Why Does The LORD Permit Suffering?
We do not know our needs as well as our heavenly Father does. We think we need comfort – instead we may receive reproof and rebuke. We may desire an easy and smooth path, but the LORD sees we need a path of trial. And what we need, He will give. Let us ever remember that God is the Father of His people and “He doth not afflict willingly nor grieve the children of men.” (Lamentations 3:33)
Just perhaps to digress for a moment. The world, or the nominal person of religion, will say often to God’s people, “If God is a God of love, why does He permit pain? Why do berevements come? Why do we have this loss and the other trial? Why does pain come?” And so on.

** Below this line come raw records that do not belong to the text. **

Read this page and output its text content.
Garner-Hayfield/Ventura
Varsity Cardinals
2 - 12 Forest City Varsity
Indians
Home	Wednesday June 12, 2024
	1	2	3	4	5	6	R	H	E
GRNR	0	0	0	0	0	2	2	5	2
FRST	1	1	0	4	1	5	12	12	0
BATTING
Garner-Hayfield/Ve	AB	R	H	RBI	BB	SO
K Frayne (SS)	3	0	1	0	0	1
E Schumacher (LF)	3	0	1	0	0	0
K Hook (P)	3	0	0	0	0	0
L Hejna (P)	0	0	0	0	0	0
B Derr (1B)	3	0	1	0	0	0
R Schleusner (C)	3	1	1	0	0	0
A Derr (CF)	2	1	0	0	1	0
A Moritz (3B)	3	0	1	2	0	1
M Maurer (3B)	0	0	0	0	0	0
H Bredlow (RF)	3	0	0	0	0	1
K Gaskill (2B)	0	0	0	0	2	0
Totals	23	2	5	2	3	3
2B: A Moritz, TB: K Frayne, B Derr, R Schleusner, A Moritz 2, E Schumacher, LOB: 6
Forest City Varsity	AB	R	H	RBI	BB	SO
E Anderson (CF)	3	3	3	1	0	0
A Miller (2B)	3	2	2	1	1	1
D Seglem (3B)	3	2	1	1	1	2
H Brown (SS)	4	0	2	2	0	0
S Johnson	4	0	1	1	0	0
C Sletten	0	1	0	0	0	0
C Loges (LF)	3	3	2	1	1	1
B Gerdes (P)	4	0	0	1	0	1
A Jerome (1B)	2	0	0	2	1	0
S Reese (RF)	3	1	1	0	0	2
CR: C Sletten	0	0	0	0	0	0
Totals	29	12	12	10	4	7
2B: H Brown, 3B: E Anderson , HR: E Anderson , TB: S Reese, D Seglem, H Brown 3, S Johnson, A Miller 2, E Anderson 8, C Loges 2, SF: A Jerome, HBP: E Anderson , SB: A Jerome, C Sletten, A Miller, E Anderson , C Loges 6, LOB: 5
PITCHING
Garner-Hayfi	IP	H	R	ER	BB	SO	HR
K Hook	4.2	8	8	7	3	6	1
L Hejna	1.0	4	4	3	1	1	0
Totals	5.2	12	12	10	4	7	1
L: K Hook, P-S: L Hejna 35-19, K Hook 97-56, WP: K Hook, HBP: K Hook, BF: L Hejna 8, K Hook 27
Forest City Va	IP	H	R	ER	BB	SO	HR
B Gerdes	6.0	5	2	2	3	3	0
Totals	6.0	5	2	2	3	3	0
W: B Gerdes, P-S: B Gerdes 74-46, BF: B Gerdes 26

There are a number of reasons.
First of all, of course, sin is the cause of all these things. Adam fell and “the seeds of evil once brought in, increased and filled the world with sin.” So sin is the first and prime cause of all these things. But God permits them to come for a number of reasons.
For the most part our trials come as chastening; that is because we have departed in some way – it may only be in thought – from the path of righteousness. God sends trials upon us. We read in the twelth chapter of Hebrews concerning that: “Whom the Lord loveth He chasteneth.”
When we were children, we did not like to be corrected by our parents, but now we are older we thank God that we were corrected, that what they did perhaps for punishing us, or perhaps preventing us doing something we wanted to do, was done in love for our good.
But also trials come as they did with Job, not because he had sinned some particular sin, but that the work should be deepened in his heart, that he should know more of himself and more of His God.
“Love Not The World”
But fourthly, there is also another reason, especially as we get older. Trials come to loosen our hold upon things below. I am sure there will be no reluctant saints in heaven, but before each of the Lord’s people lose conciousness at death, they will “desire to depart, and be with Christ, which is far better.” (Philippians 1:23)
“Our hearts are bound unto the earth,
By strong and various ties;
But every trial breaks a string,
And urges us to rise.”
During the war there used to be things that were called barrage balloons that were sent up into the sky that the (fabricated) ‘enemy’ aircraft should be trapped by the lines that held them down to the earth and covered with a net with many strings which held them firmly to the earth. Well, that is how our hearts are held to the earth, as it were by many ties. But each trial breaks one more string, and when the last trial comes that is needful to us, the soul will then rise to be with God.
So He only permits things to come that are needful.